Actually i can inherit 100 million tax-free and put the entire pot into a global index fund. Then the money is scattered across hundreds of international companies and is suddenly called working capital.

Therefore, the government has decided that only 55 percent of them should be counted as wealth, and vips, the wealth is halved on the tax return.

In this half, I pay 0.85 øre in wealth tax for. crowns, at the same time that I get a return of 5 to 10 percent on the royal fortune of one hundred million crowns.

Therefore, I pay a wealth tax of less than half a million, while making five to ten million a year, without lifting a finger.

And that’s what conservatives call contributing to Norwegian value creation.

It is obviously one Frankly, to think that the tax level is too high.

There are also many factual and relevant arguments against the estate tax, and it is true that some small business owners must take dividends to cover it.

We are happy to problematize this and seek solutions.

What is the funky story of the conservatives is that as long as you call something working capital, it is money that works and sweats to get the country circulating.
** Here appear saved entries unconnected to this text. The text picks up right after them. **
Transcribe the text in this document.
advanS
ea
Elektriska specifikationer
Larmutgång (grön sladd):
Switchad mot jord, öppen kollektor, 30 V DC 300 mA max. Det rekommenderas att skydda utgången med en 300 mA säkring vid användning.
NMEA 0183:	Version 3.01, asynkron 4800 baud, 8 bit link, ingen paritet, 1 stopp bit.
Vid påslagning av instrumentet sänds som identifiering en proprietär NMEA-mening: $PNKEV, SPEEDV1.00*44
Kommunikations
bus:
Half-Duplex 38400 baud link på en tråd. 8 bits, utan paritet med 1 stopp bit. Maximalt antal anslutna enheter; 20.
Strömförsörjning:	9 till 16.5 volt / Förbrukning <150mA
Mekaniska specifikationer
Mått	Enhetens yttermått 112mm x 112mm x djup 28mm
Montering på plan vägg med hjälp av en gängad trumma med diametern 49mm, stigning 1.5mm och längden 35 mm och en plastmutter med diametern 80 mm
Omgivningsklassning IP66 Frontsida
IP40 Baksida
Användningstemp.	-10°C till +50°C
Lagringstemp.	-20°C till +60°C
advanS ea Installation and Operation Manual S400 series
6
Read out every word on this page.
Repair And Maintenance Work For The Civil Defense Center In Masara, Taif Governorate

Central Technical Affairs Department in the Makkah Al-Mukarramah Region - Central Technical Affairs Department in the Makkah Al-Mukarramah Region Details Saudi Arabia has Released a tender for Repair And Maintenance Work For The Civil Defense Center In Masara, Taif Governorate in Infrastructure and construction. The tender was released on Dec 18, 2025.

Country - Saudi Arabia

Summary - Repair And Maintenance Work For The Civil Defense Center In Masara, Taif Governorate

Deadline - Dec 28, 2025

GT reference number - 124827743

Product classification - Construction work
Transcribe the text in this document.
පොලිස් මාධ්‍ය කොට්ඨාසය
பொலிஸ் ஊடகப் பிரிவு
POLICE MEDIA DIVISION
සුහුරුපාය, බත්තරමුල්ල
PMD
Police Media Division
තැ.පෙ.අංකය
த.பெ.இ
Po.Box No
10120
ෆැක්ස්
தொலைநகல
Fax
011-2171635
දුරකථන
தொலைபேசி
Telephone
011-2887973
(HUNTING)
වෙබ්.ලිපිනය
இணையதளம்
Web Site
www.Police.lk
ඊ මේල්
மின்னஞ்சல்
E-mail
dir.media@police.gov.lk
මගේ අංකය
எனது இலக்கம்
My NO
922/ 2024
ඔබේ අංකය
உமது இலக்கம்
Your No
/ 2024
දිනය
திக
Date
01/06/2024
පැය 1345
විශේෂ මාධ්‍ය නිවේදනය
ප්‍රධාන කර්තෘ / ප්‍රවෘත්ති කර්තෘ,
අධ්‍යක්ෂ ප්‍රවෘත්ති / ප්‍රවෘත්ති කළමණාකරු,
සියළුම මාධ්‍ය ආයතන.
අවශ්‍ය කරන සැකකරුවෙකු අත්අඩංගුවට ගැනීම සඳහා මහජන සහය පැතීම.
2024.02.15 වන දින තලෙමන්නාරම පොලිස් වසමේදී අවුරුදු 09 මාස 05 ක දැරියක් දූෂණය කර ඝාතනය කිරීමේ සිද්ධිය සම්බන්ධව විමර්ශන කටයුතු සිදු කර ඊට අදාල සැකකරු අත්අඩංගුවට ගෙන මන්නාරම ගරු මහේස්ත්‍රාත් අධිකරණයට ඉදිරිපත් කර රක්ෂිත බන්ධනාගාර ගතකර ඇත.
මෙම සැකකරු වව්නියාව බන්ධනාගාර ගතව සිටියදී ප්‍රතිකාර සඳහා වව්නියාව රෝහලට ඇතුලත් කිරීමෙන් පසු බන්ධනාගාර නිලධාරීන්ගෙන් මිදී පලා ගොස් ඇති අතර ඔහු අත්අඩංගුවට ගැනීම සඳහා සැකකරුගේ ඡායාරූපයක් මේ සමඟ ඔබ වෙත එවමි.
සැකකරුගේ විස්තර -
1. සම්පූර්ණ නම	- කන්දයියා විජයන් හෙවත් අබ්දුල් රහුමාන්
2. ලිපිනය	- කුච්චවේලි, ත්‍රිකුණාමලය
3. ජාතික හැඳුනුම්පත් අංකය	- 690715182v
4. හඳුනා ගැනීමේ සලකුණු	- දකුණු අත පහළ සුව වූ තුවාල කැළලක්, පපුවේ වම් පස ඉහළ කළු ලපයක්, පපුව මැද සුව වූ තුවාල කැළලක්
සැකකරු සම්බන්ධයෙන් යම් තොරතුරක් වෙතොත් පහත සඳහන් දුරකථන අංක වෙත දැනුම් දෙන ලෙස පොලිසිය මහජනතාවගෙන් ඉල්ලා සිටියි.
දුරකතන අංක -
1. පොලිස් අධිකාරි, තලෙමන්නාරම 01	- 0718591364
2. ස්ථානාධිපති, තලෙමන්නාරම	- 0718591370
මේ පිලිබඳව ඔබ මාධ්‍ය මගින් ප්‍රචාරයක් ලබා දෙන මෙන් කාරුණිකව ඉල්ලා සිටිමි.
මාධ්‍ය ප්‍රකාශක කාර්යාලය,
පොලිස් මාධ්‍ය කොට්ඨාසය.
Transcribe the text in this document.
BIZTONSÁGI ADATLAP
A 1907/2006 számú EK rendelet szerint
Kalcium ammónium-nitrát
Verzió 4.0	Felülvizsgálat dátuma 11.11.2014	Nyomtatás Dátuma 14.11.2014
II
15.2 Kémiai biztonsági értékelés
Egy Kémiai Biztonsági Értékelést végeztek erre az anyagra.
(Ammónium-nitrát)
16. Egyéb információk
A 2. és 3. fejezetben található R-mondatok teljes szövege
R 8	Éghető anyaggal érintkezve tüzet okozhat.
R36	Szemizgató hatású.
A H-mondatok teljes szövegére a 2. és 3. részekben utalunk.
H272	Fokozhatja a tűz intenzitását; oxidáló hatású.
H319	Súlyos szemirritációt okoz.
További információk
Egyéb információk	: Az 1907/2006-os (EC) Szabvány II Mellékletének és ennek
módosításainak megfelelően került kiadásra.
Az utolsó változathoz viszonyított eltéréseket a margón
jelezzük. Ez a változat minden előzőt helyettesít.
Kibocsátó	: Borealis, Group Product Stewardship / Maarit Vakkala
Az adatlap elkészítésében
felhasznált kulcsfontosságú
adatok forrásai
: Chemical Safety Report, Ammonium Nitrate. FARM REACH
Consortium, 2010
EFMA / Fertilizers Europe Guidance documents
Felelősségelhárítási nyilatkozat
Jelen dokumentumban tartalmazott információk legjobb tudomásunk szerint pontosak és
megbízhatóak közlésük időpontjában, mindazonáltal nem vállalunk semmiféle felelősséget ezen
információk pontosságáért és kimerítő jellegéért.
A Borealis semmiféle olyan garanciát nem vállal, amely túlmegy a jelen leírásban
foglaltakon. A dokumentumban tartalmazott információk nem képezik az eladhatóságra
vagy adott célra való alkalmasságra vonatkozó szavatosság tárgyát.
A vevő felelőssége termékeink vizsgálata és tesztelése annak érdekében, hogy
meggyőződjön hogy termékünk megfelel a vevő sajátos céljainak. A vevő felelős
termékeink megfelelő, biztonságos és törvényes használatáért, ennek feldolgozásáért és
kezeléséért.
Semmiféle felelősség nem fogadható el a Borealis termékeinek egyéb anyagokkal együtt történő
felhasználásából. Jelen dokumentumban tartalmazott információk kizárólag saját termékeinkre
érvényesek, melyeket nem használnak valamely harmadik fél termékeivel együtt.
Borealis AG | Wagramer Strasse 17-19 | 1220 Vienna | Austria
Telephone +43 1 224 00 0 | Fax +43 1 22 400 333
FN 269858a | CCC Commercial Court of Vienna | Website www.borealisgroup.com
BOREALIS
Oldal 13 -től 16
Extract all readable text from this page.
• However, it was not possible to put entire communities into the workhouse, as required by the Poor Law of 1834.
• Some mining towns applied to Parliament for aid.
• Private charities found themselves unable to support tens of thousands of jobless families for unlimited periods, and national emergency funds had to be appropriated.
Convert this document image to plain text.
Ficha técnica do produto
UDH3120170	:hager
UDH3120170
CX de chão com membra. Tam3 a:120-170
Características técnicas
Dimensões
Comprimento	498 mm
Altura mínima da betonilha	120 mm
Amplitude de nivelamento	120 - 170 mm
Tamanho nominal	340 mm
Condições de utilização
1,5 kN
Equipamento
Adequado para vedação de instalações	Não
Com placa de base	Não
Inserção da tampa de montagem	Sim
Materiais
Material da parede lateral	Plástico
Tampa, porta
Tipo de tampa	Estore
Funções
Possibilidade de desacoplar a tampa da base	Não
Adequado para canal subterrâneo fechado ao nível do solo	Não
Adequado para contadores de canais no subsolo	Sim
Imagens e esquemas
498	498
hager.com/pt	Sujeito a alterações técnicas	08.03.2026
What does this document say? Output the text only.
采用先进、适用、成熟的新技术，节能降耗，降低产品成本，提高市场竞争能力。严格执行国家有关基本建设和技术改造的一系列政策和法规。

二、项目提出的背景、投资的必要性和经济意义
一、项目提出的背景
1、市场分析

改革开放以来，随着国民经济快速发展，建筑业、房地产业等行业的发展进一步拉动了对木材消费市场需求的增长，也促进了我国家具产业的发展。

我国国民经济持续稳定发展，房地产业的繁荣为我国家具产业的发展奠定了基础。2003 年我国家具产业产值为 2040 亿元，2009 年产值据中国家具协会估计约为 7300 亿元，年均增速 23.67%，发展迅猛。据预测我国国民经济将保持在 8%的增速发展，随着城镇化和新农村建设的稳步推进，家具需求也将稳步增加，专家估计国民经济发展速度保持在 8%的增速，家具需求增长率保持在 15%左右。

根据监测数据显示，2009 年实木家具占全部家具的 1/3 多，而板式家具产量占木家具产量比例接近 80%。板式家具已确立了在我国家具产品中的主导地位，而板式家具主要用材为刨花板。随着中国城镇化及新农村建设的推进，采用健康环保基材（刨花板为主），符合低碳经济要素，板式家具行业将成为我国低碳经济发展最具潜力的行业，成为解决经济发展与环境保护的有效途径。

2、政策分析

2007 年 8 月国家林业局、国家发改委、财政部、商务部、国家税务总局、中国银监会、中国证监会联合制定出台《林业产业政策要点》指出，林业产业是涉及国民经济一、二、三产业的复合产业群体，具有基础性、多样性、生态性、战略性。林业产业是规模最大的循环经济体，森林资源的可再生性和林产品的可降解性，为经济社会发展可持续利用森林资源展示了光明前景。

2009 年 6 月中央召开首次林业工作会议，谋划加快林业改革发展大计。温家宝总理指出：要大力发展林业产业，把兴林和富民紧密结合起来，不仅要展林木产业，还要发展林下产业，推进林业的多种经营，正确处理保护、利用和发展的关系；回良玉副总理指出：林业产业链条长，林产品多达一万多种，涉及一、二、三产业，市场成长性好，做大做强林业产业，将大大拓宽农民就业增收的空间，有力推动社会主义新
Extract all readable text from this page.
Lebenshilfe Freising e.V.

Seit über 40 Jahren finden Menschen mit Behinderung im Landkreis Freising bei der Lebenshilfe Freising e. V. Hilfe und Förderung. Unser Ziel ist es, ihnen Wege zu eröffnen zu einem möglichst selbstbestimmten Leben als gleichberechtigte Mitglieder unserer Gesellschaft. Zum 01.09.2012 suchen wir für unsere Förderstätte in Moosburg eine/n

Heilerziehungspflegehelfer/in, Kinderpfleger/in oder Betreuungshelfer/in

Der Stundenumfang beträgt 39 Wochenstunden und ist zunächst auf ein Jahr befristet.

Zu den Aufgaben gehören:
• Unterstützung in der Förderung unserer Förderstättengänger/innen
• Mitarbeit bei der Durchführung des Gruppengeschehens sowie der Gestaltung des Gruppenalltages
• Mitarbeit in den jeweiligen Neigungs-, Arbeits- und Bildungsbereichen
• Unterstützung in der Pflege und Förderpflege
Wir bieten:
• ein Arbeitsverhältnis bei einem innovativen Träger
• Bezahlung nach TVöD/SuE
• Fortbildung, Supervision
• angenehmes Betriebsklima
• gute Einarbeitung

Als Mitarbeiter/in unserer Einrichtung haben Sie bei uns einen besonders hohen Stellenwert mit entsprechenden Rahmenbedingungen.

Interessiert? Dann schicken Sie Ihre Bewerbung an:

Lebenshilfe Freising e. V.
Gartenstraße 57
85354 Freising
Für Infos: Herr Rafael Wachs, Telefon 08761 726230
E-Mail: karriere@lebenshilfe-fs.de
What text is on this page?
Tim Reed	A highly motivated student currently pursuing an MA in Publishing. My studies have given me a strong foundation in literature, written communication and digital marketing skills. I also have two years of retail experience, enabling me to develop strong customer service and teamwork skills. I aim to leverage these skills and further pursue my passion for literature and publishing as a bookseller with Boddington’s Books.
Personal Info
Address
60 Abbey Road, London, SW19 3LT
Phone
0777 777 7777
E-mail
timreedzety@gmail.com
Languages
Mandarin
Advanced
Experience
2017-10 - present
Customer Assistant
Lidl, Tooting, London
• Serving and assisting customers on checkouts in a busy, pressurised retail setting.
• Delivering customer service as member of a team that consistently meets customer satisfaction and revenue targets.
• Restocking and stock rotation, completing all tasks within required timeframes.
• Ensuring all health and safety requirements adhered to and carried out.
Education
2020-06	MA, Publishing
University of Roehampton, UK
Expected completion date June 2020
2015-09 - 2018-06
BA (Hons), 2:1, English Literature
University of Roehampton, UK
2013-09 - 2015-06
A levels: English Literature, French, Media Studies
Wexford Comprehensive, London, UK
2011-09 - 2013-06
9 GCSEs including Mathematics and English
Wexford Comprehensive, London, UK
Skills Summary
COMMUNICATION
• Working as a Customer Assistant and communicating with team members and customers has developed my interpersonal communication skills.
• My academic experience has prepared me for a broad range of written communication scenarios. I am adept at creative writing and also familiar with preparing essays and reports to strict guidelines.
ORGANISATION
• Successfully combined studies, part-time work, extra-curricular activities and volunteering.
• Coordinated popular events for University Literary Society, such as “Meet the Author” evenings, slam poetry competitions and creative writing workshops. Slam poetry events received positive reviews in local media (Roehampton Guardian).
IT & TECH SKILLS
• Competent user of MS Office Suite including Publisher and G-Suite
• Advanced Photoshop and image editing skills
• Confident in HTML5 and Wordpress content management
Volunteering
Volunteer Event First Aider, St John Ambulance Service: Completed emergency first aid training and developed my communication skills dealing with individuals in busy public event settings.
In reality, almost anything can be converted to working capital, as long as it is owned by a corporation. This can be easily created.

The car, rental apartment, and pool can easily be covered by the tax credit, without working for anyone other than its owner.

When conservatives bring relief In working capital, it gives more cash in the coffers to small business owners.

But at the same time, they provide relief to people with ordinary wealth and resources to plan and invest money wisely.

Okay, but conservatives can’t just tell half the story.